Creatively Upscaling Images with Global-Regional Priors
Yurui Qian, Qi Cai, Yingwei Pan, Ting Yao, Tao Mei
TL;DR
C-Upscale introduces a tuning-free diffusion-based upscaling framework that leverages three global-regional priors to achieve high-fidelity and creative ultra-high-resolution images. The Global Structure Prior guides global semantic alignment via the low-frequency content of the low-resolution latent, while Regional Attention Prior and Regional Semantic Prior tailor region-wise consistency and detail generation using cropped cross-attention and prompts produced by Multimodal LLMs. An Attention Composer fuses regional cues to produce coherent, regionally rich outputs, enabling upscales up to 4k×4k (and shown up to higher) with improved fidelity and creativity. Empirical results across synthetic and real-world inputs, comprehensive ablations, and human studies demonstrate superior performance over state-of-the-art tuning-free methods and SR baselines, with favorable efficiency and generalization across diffusion architectures.
Abstract
Contemporary diffusion models show remarkable capability in text-to-image generation, while still being limited to restricted resolutions (e.g., 1,024 X 1,024). Recent advances enable tuning-free higher-resolution image generation by recycling pre-trained diffusion models and extending them via regional denoising or dilated sampling/convolutions.
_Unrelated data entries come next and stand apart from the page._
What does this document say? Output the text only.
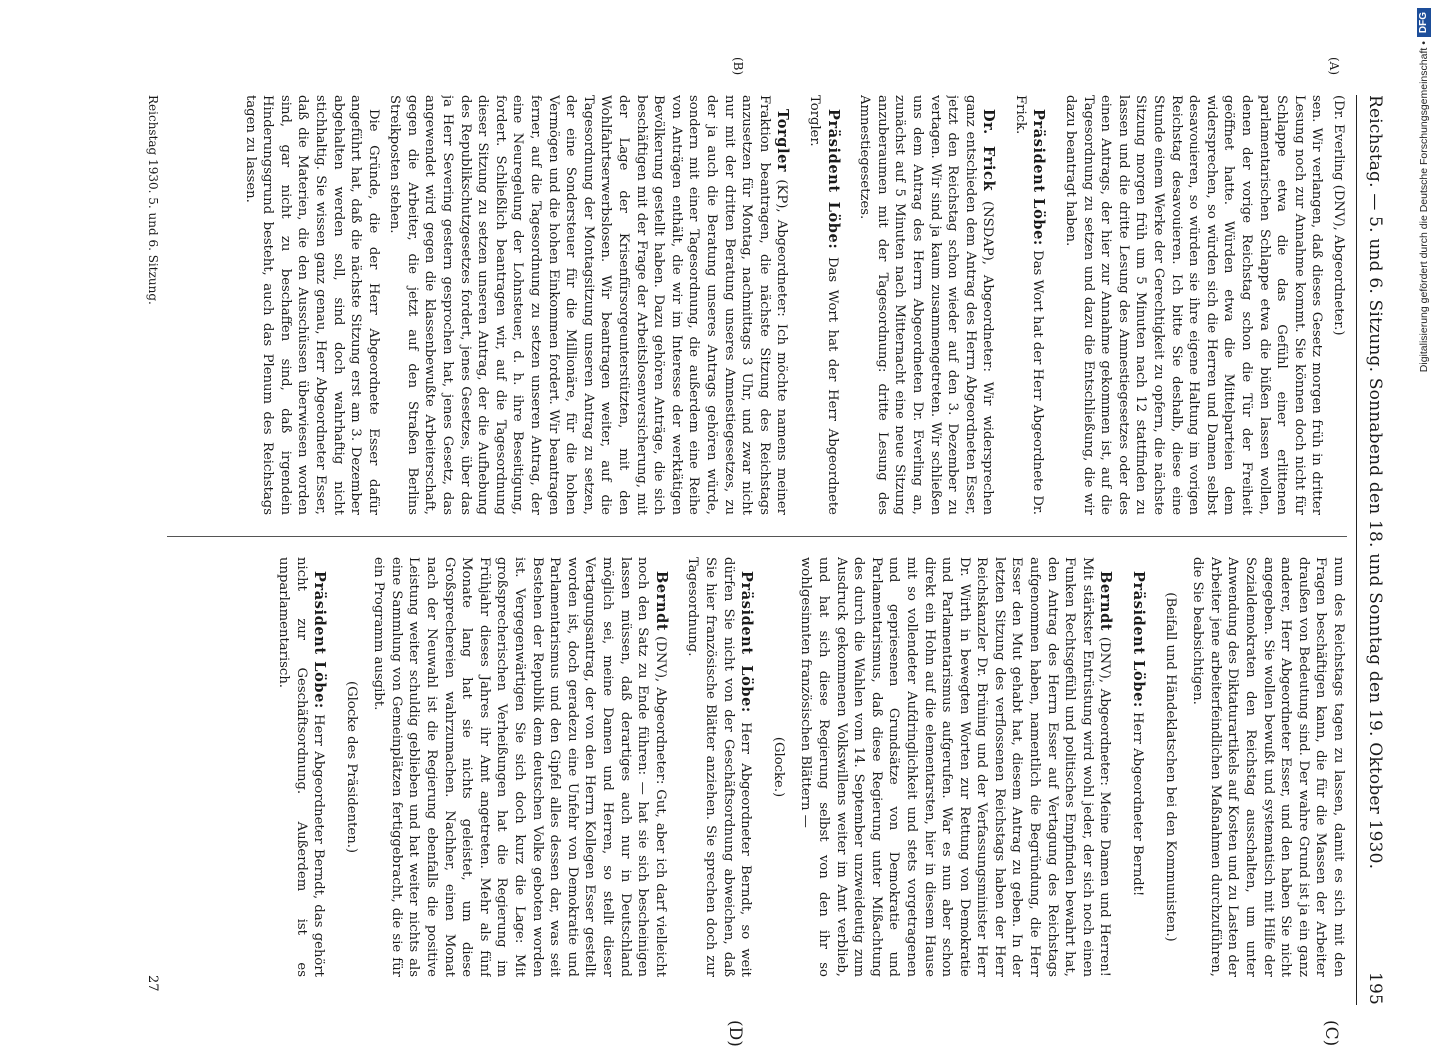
Reichstag. — 5. und 6. Sitzung. Sonnabend den 18. und Sonntag den 19. Oktober 1930.
195
(A)
(B)
(C)
(D)

(Dr. Everling (DNV), Abgeordneter.)

sen. Wir verlangen, daß dieses Gesetz morgen früh in dritter Lesung noch zur Annahme kommt. Sie können doch nicht für Schlappe etwa die das Gefühl einer erlittenen parlamentarischen Schlappe etwa die büßen lassen wollen, denen der vorige Reichstag schon die Tür der Freiheit geöffnet hatte. Würden etwa die Mittelparteien dem widersprechen, so würden sich die Herren und Damen selbst desavouieren, so würden sie ihre eigene Haltung im vorigen Reichstag desavouieren. Ich bitte Sie deshalb, diese eine Stunde einem Werke der Gerechtigkeit zu opfern, die nächste Sitzung morgen früh um 5 Minuten nach 12 stattfinden zu lassen und die dritte Lesung des Amnestiegesetzes oder des einen Antrags, der hier zur Annahme gekommen ist, auf die Tagesordnung zu setzen und dazu die Entschließung, die wir dazu beantragt haben.

Präsident Löbe: Das Wort hat der Herr Abgeordnete Dr. Frick.

Dr. Frick (NSDAP), Abgeordneter: Wir widersprechen ganz entschieden dem Antrag des Herrn Abgeordneten Esser, jetzt den Reichstag schon wieder auf den 3. Dezember zu vertagen. Wir sind ja kaum zusammengetreten. Wir schließen uns dem Antrag des Herrn Abgeordneten Dr. Everling an, zunächst auf 5 Minuten nach Mitternacht eine neue Sitzung anzuberaumen mit der Tagesordnung: dritte Lesung des Amnestiegesetzes.

Präsident Löbe: Das Wort hat der Herr Abgeordnete Torgler.

Torgler (KP), Abgeordneter: Ich möchte namens meiner Fraktion beantragen, die nächste Sitzung des Reichstags anzusetzen für Montag, nachmittags 3 Uhr, und zwar nicht nur mit der dritten Beratung unseres Amnestiegesetzes, zu der ja auch die Beratung unseres Antrags gehören würde, sondern mit einer Tagesordnung, die außerdem eine Reihe von Anträgen enthält, die wir im Interesse der werktätigen Bevölkerung gestellt haben. Dazu gehören Anträge, die sich beschäftigen mit der Frage der Arbeitslosenversicherung, mit der Lage der Krisenfürsorgeunterstützten, mit den Wohlfahrtserwerbslosen. Wir beantragen weiter, auf die Tagesordnung der Montagsitzung unseren Antrag zu setzen, der eine Sondersteuer für die Millionäre, für die hohen Vermögen und die hohen Einkommen fordert. Wir beantragen ferner, auf die Tagesordnung zu setzen unseren Antrag, der eine Neuregelung der Lohnsteuer, d. h. ihre Beseitigung, fordert. Schließlich beantragen wir, auf die Tagesordnung dieser Sitzung zu setzen unseren Antrag, der die Aufhebung des Republikschutzgesetzes fordert, jenes Gesetzes, über das ja Herr Severing gestern gesprochen hat, jenes Gesetz, das angewendet wird gegen die klassenbewußte Arbeiterschaft, gegen die Arbeiter, die jetzt auf den Straßen Berlins Streikposten stehen.

Die Gründe, die der Herr Abgeordnete Esser dafür angeführt hat, daß die nächste Sitzung erst am 3. Dezember abgehalten werden soll, sind doch wahrhaftig nicht stichhaltig. Sie wissen ganz genau, Herr Abgeordneter Esser, daß die Materien, die den Ausschüssen überwiesen worden sind, gar nicht zu beschaffen sind, daß irgendein Hinderungsgrund besteht, auch das Plenum des Reichstags tagen zu lassen.

num des Reichstags tagen zu lassen, damit es sich mit den Fragen beschäftigen kann, die für die Massen der Arbeiter draußen von Bedeutung sind. Der wahre Grund ist ja ein ganz anderer, Herr Abgeordneter Esser, und den haben Sie nicht angegeben. Sie wollen bewußt und systematisch mit Hilfe der Sozialdemokraten den Reichstag ausschalten, um unter Anwendung des Diktaturartikels auf Kosten und zu Lasten der Arbeiter jene arbeiterfeindlichen Maßnahmen durchzuführen, die Sie beabsichtigen.

(Beifall und Händeklatschen bei den Kommunisten.)

Präsident Löbe: Herr Abgeordneter Berndt!

Berndt (DNV), Abgeordneter: Meine Damen und Herren! Mit stärkster Entrüstung wird wohl jeder, der sich noch einen Funken Rechtsgefühl und politisches Empfinden bewahrt hat, den Antrag des Herrn Esser auf Vertagung des Reichstags aufgenommen haben, namentlich die Begründung, die Herr Esser den Mut gehabt hat, diesem Antrag zu geben. In der letzten Sitzung des verflossenen Reichstags haben der Herr Reichskanzler Dr. Brüning und der Verfassungsminister Herr Dr. Wirth in bewegten Worten zur Rettung von Demokratie und Parlamentarismus aufgerufen. War es nun aber schon direkt ein Hohn auf die elementarsten, hier in diesem Hause mit so vollendeter Aufdringlichkeit und stets vorgetragenen und gepriesenen Grundsätze von Demokratie und Parlamentarismus, daß diese Regierung unter Mißachtung des durch die Wahlen vom 14. September unzweideutig zum Ausdruck gekommenen Volkswillens weiter im Amt verblieb, und hat sich diese Regierung selbst von den ihr so wohlgesinnten französischen Blättern —

(Glocke.)

Präsident Löbe: Herr Abgeordneter Berndt, so weit dürfen Sie nicht von der Geschäftsordnung abweichen, daß Sie hier französische Blätter anziehen. Sie sprechen doch zur Tagesordnung.

Berndt (DNV), Abgeordneter: Gut, aber ich darf vielleicht noch den Satz zu Ende führen: — hat sie sich bescheinigen lassen müssen, daß derartiges auch nur in Deutschland möglich sei, meine Damen und Herren, so stellt dieser Vertagungsantrag, der von den Herrn Kollegen Esser gestellt worden ist, doch geradezu eine Unfehr von Demokratie und Parlamentarismus und den Gipfel alles dessen dar, was seit Bestehen der Republik dem deutschen Volke geboten worden ist. Vergegenwärtigen Sie sich doch kurz die Lage: Mit großsprecherischen Verheißungen hat die Regierung im Frühjahr dieses Jahres ihr Amt angetreten. Mehr als fünf Monate lang hat sie nichts geleistet, um diese Großsprechereien wahrzumachen. Nachher, einen Monat nach der Neuwahl ist die Regierung ebenfalls die positive Leistung weiter schuldig geblieben und hat weiter nichts als eine Sammlung von Gemeinplätzen fertiggebracht, die sie für ein Programm ausgibt.

(Glocke des Präsidenten.)

Präsident Löbe: Herr Abgeordneter Berndt, das gehört nicht zur Geschäftsordnung. Außerdem ist es unparlamentarisch.

Reichstag 1930. 5. und 6. Sitzung.
27
Digitalisierung gefördert durch die Deutsche Forschungsgemeinschaft •
DFG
However, these models struggle to simultaneously preserve global semantic structure and produce creative regional details in higher-resolution images. To address this, we present C-Upscale, a new recipe of tuning-free image upscaling that pivots on global-regional priors derived from given global prompt and estimated regional prompts via Multimodal LLM. Technically, the low-frequency component of low-resolution image is recognized as global structure prior to encourage global semantic consistency in high-resolution generation. Next, we perform regional attention control to screen cross-attention between global prompt and each region during regional denoising, leading to regional attention prior that alleviates object repetition issue. The estimated regional prompts containing rich descriptive details further act as regional semantic prior to fuel the creativity of regional detail generation. Both quantitative and qualitative evaluations demonstrate that our C-Upscale manages to generate ultra-high-resolution images (e.g., 4,096 X 4,096 and 8,192 X 8,192) with higher visual fidelity and more creative regional details.